When scientists discover a new star or galaxy, they typically rely on information gleaned from academic papers, catalogs and other existing information to classify their discovery. This may be typical, but it’s not as efficient as it could be. That’s why researchers from the University of Illinois have created a star-galaxy classification framework that utilizes neural networks for all the heavy lifting.
ConvNets is what’s known as a “deep convolutional neural network,” a type of computer program designed to “learn” along the same lines as a biological brain, and used frequently in image identification. According to creators Edward J. Kim and Robert J. Brunner, it fetches data direct from the Sloan Digital Sky Survey and Canada-France-Hawaii-Telescope Lensing Survey to compile accurate classifications that are competitive with more conventional machine learning techniques.

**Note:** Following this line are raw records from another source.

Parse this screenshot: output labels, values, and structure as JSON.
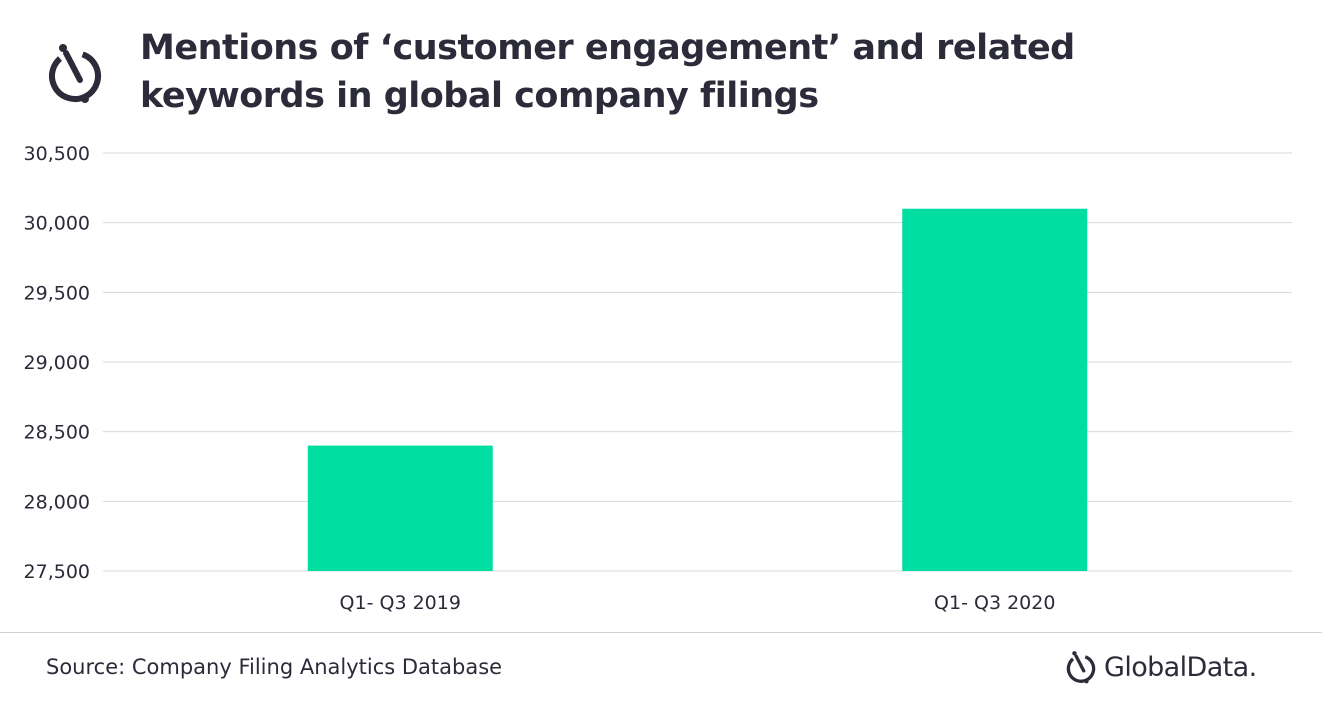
{
  "header": {
    "title": "Mentions of ‘customer engagement’ and related keywords in global company filings"
  },
  "footer": {
    "source": "Source: Company Filing Analytics Database",
    "brand": "GlobalData."
  },
  "colors": {
    "bar": "#00dea1",
    "text": "#2b2b3a",
    "grid": "#d9d9d9"
  },
  "icons": {
    "title_logo": "globaldata-logo-icon",
    "brand_logo": "globaldata-logo-icon"
  },
  "chart_data": {
    "type": "bar",
    "categories": [
      "Q1- Q3 2019",
      "Q1- Q3 2020"
    ],
    "values": [
      28400,
      30100
    ],
    "title": "Mentions of ‘customer engagement’ and related keywords in global company filings",
    "xlabel": "",
    "ylabel": "",
    "ylim": [
      27500,
      30500
    ],
    "yticks": [
      27500,
      28000,
      28500,
      29000,
      29500,
      30000,
      30500
    ],
    "ytick_labels": [
      "27,500",
      "28,000",
      "28,500",
      "29,000",
      "29,500",
      "30,000",
      "30,500"
    ],
    "grid": true,
    "legend": "none"
  }
}
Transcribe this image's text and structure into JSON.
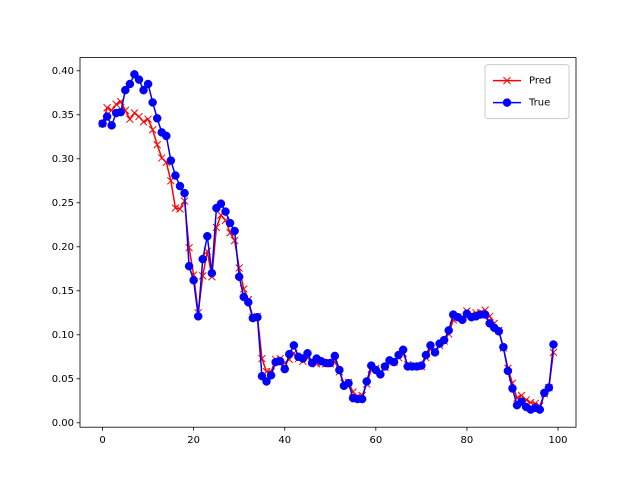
{
  "chart_data": {
    "type": "line",
    "x": [
      0,
      1,
      2,
      3,
      4,
      5,
      6,
      7,
      8,
      9,
      10,
      11,
      12,
      13,
      14,
      15,
      16,
      17,
      18,
      19,
      20,
      21,
      22,
      23,
      24,
      25,
      26,
      27,
      28,
      29,
      30,
      31,
      32,
      33,
      34,
      35,
      36,
      37,
      38,
      39,
      40,
      41,
      42,
      43,
      44,
      45,
      46,
      47,
      48,
      49,
      50,
      51,
      52,
      53,
      54,
      55,
      56,
      57,
      58,
      59,
      60,
      61,
      62,
      63,
      64,
      65,
      66,
      67,
      68,
      69,
      70,
      71,
      72,
      73,
      74,
      75,
      76,
      77,
      78,
      79,
      80,
      81,
      82,
      83,
      84,
      85,
      86,
      87,
      88,
      89,
      90,
      91,
      92,
      93,
      94,
      95,
      96,
      97,
      98,
      99
    ],
    "series": [
      {
        "name": "Pred",
        "color": "#ff0000",
        "marker": "x",
        "values": [
          0.34,
          0.358,
          0.355,
          0.362,
          0.365,
          0.355,
          0.345,
          0.352,
          0.348,
          0.342,
          0.345,
          0.333,
          0.316,
          0.301,
          0.296,
          0.275,
          0.244,
          0.243,
          0.252,
          0.199,
          0.168,
          0.125,
          0.167,
          0.195,
          0.166,
          0.222,
          0.236,
          0.23,
          0.216,
          0.207,
          0.176,
          0.152,
          0.14,
          0.12,
          0.121,
          0.073,
          0.058,
          0.058,
          0.072,
          0.073,
          0.068,
          0.072,
          0.079,
          0.073,
          0.07,
          0.074,
          0.069,
          0.067,
          0.068,
          0.067,
          0.067,
          0.07,
          0.058,
          0.045,
          0.046,
          0.035,
          0.03,
          0.031,
          0.044,
          0.061,
          0.062,
          0.058,
          0.063,
          0.069,
          0.069,
          0.074,
          0.079,
          0.066,
          0.064,
          0.064,
          0.064,
          0.074,
          0.084,
          0.081,
          0.088,
          0.093,
          0.101,
          0.117,
          0.12,
          0.119,
          0.127,
          0.123,
          0.125,
          0.125,
          0.128,
          0.121,
          0.113,
          0.105,
          0.085,
          0.062,
          0.045,
          0.028,
          0.031,
          0.026,
          0.023,
          0.022,
          0.019,
          0.033,
          0.04,
          0.08
        ]
      },
      {
        "name": "True",
        "color": "#0000ff",
        "marker": "o",
        "values": [
          0.34,
          0.348,
          0.338,
          0.352,
          0.353,
          0.378,
          0.385,
          0.396,
          0.39,
          0.378,
          0.385,
          0.364,
          0.346,
          0.33,
          0.326,
          0.298,
          0.281,
          0.269,
          0.261,
          0.178,
          0.162,
          0.121,
          0.186,
          0.212,
          0.17,
          0.244,
          0.249,
          0.24,
          0.227,
          0.218,
          0.166,
          0.143,
          0.137,
          0.119,
          0.12,
          0.053,
          0.047,
          0.054,
          0.069,
          0.07,
          0.061,
          0.078,
          0.088,
          0.075,
          0.073,
          0.079,
          0.068,
          0.073,
          0.07,
          0.068,
          0.068,
          0.076,
          0.06,
          0.042,
          0.045,
          0.028,
          0.027,
          0.027,
          0.047,
          0.065,
          0.06,
          0.055,
          0.064,
          0.071,
          0.069,
          0.077,
          0.083,
          0.064,
          0.064,
          0.064,
          0.065,
          0.077,
          0.088,
          0.08,
          0.09,
          0.094,
          0.105,
          0.123,
          0.12,
          0.117,
          0.124,
          0.12,
          0.121,
          0.123,
          0.123,
          0.113,
          0.108,
          0.104,
          0.086,
          0.059,
          0.039,
          0.02,
          0.024,
          0.018,
          0.015,
          0.017,
          0.015,
          0.034,
          0.04,
          0.089
        ]
      }
    ],
    "xlim": [
      -4.95,
      103.95
    ],
    "xticks": [
      0,
      20,
      40,
      60,
      80,
      100
    ],
    "ylim": [
      -0.005,
      0.415
    ],
    "yticks": [
      {
        "value": 0,
        "label": "0.00"
      },
      0.05,
      {
        "value": 0.1,
        "label": "0.10"
      },
      0.15,
      {
        "value": 0.2,
        "label": "0.20"
      },
      0.25,
      {
        "value": 0.3,
        "label": "0.30"
      },
      0.35,
      {
        "value": 0.4,
        "label": "0.40"
      }
    ],
    "grid": false,
    "legend": "upper right"
  }
}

This isn’t the first time neural networks have been utilized when dealing with astronomy, with artificial neural networks first applied with star-galaxy classification back in 1992, though the latest from Kim and Brunner is more advanced, giving researchers the ability to classify billions of stars and galaxies via photometric data that otherwise wouldn’t be humanly possible.
Machine learning is seeping into several aspects of scientific research ranging from improving self-driving tech, facial recognition and more. It’ll be interesting to see how this sort of research and breakthroughs affect classification and even possibly space exploration in the future.